The North Little Rock City Council voted Monday to follow the recommendation of its chief electric department administrator and allow the utility to pass on a cost recovery fee to ratepayers so it can start building up more in its financial reserves.

It voted following a presentation by NLR Electric General Manager Mike Russ who said the utility’s lack of financial reserves, also known as liquidity, has lowered its credit rating and is making it more expensive to borrow money.

With council’s vote, the charge will be included on the September bills.

He said the cost recovery fee will be calculated each month. If more is being collected than is necessary to recover electric costs paid for by the utility, then ratepayers will get the surplus back. If less is being collected to cover the fuel costs incurred by the utility, then the cost recovery rider would increase.

In the presentation, a "2011 worst case retail billing" example that was given stated a retail customer with a monthly usage of 1,000 kilowatt hours would pay about $6.14 more per month. That same customer from January through April 2012 would have paid an average of $1.62 more.

Russ said North Little Rock Electric currently has an A-minus credit rating, which added one-quarter of a percentage point in interest when the city recently agreed to borrow $37 million to restructure the utility’s debt.

"When you add a quarter of a percentage point on your interest rate on $37 million that is a lot of money," Russ said.

Russ said he wanted the utility to implement what he calls an integrated resource plan, which would improve North Little Rock Electric’s financial liquidity and make its creditors feel more secure about NLR Electric’s financial condition.

Russ outlined the troubles the utility faced in 2011 which exposes some of its structural weaknesses with respect to its finances. He pointed out how the Murray Hydro plant underperformed due to dry weather and Plum Point flooded out which resulted in less electric output.

"North Little Rock Electric’s financial risk profile is weak for the ‘A’ category and liquidity is the primary emphasis," Russ said. "In the past five years, unrestricted cash on hand, on average, equaled about 70 days of operating expenses."

He said NLR Electric usually carries reserves of between $5-$8 million, which is not enough to satisfy the concerns of potential creditors, which results in higher borrowing costs.

"We are being told that we should have liquidity of between $10 and $14 million," Russ said.

He said the utility needs a new policy to recover fuel and purchases power cost increases.

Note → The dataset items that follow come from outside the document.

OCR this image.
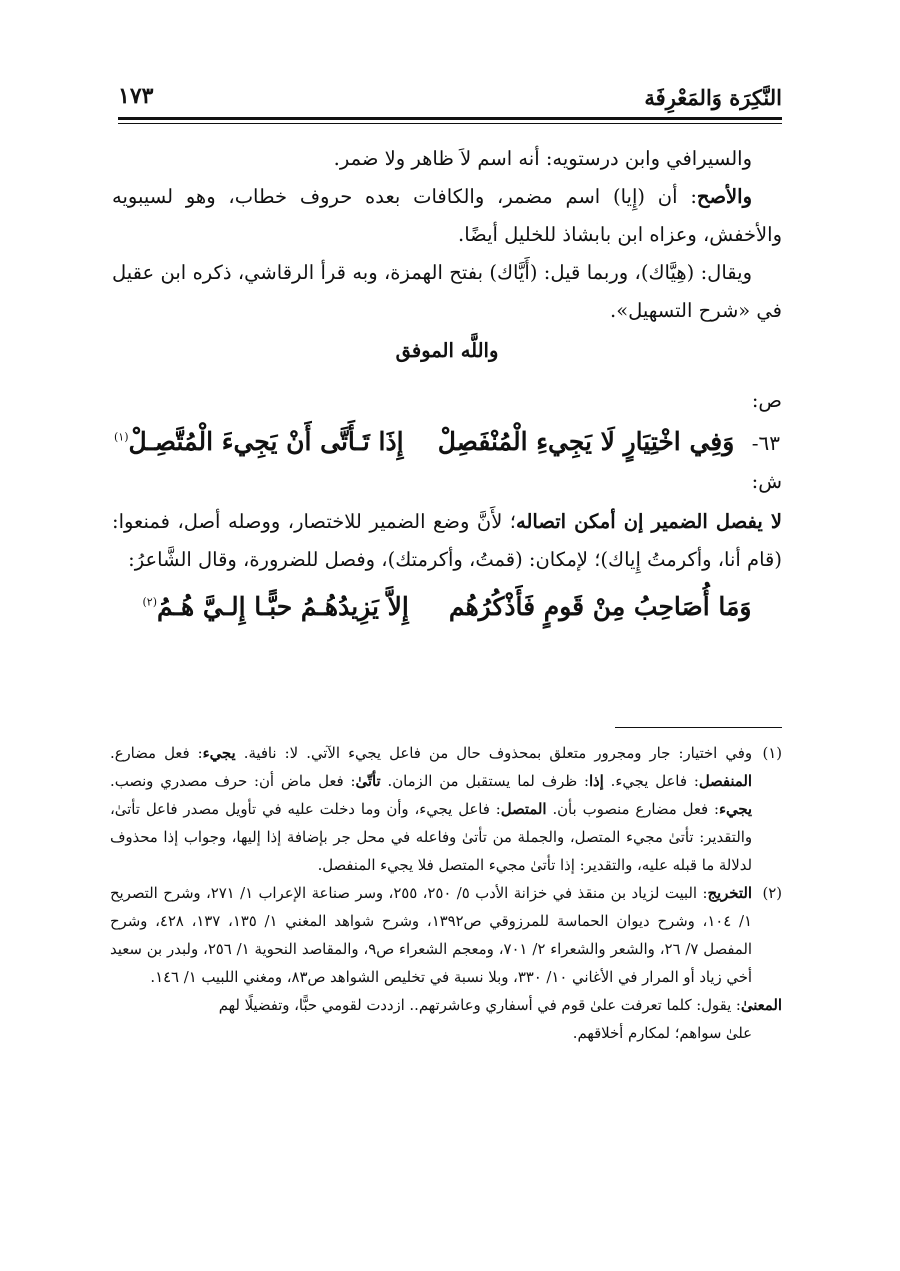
النَّكِرَة وَالمَعْرِفَة
١٧٣

والسيرافي وابن درستويه: أنه اسم لاَ ظاهر ولا ضمر.

والأصح: أن (إِيا) اسم مضمر، والكافات بعده حروف خطاب، وهو لسيبويه والأخفش، وعزاه ابن بابشاذ للخليل أيضًا.

ويقال: (هِيَّاك)، وربما قيل: (أَيَّاك) بفتح الهمزة، وبه قرأ الرقاشي، ذكره ابن عقيل في «شرح التسهيل».

واللَّه الموفق

ص:

٦٣-  وَفِي اخْتِيَارٍ لَا يَجِيءِ الْمُنْفَصِلْ
إِذَا تَـأَتَّى أَنْ يَجِيءَ الْمُتَّصِـلْ$^{(١)}$

ش:

لا يفصل الضمير إن أمكن اتصاله؛ لأَنَّ وضع الضمير للاختصار، ووصله أصل، فمنعوا: (قام أنا، وأكرمتُ إِياك)؛ لإمكان: (قمتُ، وأكرمتك)، وفصل للضرورة، وقال الشَّاعرُ:

وَمَا أُصَاحِبُ مِنْ قَومٍ فَأَذْكُرُهُم
إِلاَّ يَزِيدُهُـمُ حبًّـا إِلـيَّ هُـمُ$^{(٢)}$

(١)
وفي اختيار: جار ومجرور متعلق بمحذوف حال من فاعل يجيء الآتي. لا: نافية. يجيء: فعل مضارع. المنفصل: فاعل يجيء. إذا: ظرف لما يستقبل من الزمان. تأتّىٰ: فعل ماض أن: حرف مصدري ونصب. يجيء: فعل مضارع منصوب بأن. المتصل: فاعل يجيء، وأن وما دخلت عليه في تأويل مصدر فاعل تأتىٰ، والتقدير: تأتىٰ مجيء المتصل، والجملة من تأتىٰ وفاعله في محل جر بإضافة إذا إليها، وجواب إذا محذوف لدلالة ما قبله عليه، والتقدير: إذا تأتىٰ مجيء المتصل فلا يجيء المنفصل.

(٢)
التخريج: البيت لزياد بن منقذ في خزانة الأدب ٥/ ٢٥٠، ٢٥٥، وسر صناعة الإعراب ١/ ٢٧١، وشرح التصريح ١/ ١٠٤، وشرح ديوان الحماسة للمرزوقي ص١٣٩٢، وشرح شواهد المغني ١/ ١٣٥، ١٣٧، ٤٢٨، وشرح المفصل ٧/ ٢٦، والشعر والشعراء ٢/ ٧٠١، ومعجم الشعراء ص٩، والمقاصد النحوية ١/ ٢٥٦، ولبدر بن سعيد أخي زياد أو المرار في الأغاني ١٠/ ٣٣٠، وبلا نسبة في تخليص الشواهد ص٨٣، ومغني اللبيب ١/ ١٤٦.

المعنىٰ: يقول: كلما تعرفت علىٰ قوم في أسفاري وعاشرتهم.. ازددت لقومي حبًّا، وتفضيلًا لهم

علىٰ سواهم؛ لمكارم أخلاقهم.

Russ said NLR Electric’s cost recovery policy needs to cover several areas, including Plum Point’s total costs, market purchases, Murray Hydro’s variable costs, Two Pines purchases and all Regional Transmission Organizations-related expenses.

Russ recommended the city adopt a cost recovery policy that represents a six-month rolling average, with three months of actual power costs and three months of budgeted power costs.

If the utility collected more money than was needed through the cost recovery charge, it could give some of it back to customers, he said.